Avec une puissance de 215 watts par canal sous 8 ohms en classe AB, le petit Suisse en remontre encore, puisqu’il ne perd que 35 W par rapport au plus gros. Sa conception garde un châssis en aluminium massif, disponible en coloris gris ou noir, avec de discrets radiateurs dans les côtés. Par rapport au plus grand, ses dimensions lui font perdre juste un demi-centimètre sur la hauteur et 5 cm en profondeur, avec pour avantage de le rendre plus logeable sur un petit meuble hi-fi.
Identique au Telos 690, la face avant maintient les deux gros boutons autour d’un écran central à LED rouges surmonté d’une plaque dorée, sur laquelle le logo de la marque et le nom de l’appareil sont gravés. Le panneau arrière est également identique, avec 8 entrées, les trois premières numériques (USB Audio, optique, coaxiale) et les cinq autres analogiques (de série toutes RCA). Pour l’USB, la compatibilité avec Apple et Linux est immédiate ; elle requiert seulement l’installation d’un driver pour utiliser avec Microsoft. Grâce à cette entrée, les fichiers peuvent être décodés jusqu’aux taux d’échantillonnage de 384 kHz/32 bits et au DSD128 (nous demanderons aux ingénieurs pourquoi le DSD256 n’est pas pris en charge).

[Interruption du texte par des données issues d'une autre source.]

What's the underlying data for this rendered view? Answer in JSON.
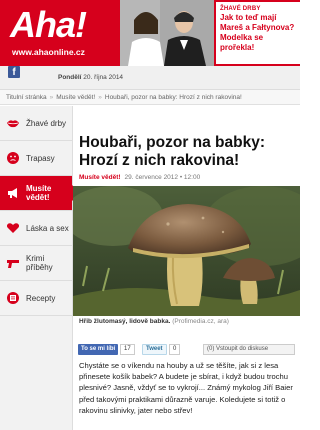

Conçu pour être le plus linéaire et le plus stable possible, le Telos 670 affiche des niveaux de résonnance, d’intermodulation et de distorsion harmonique très faibles, dans le but d’être le plus fluide possible sur le rendu. À 24 000 €, il reste dans les sphères de la très haute-fidélité suisse, mais permet de se positionner 1/3 moins cher que le Telos 690, et de devenir la nouvelle porte d’entrée du fabricant sur la partie amplification. On attend d’écouter bientôt pour découvrir tous ses mérites et vous en dire plus.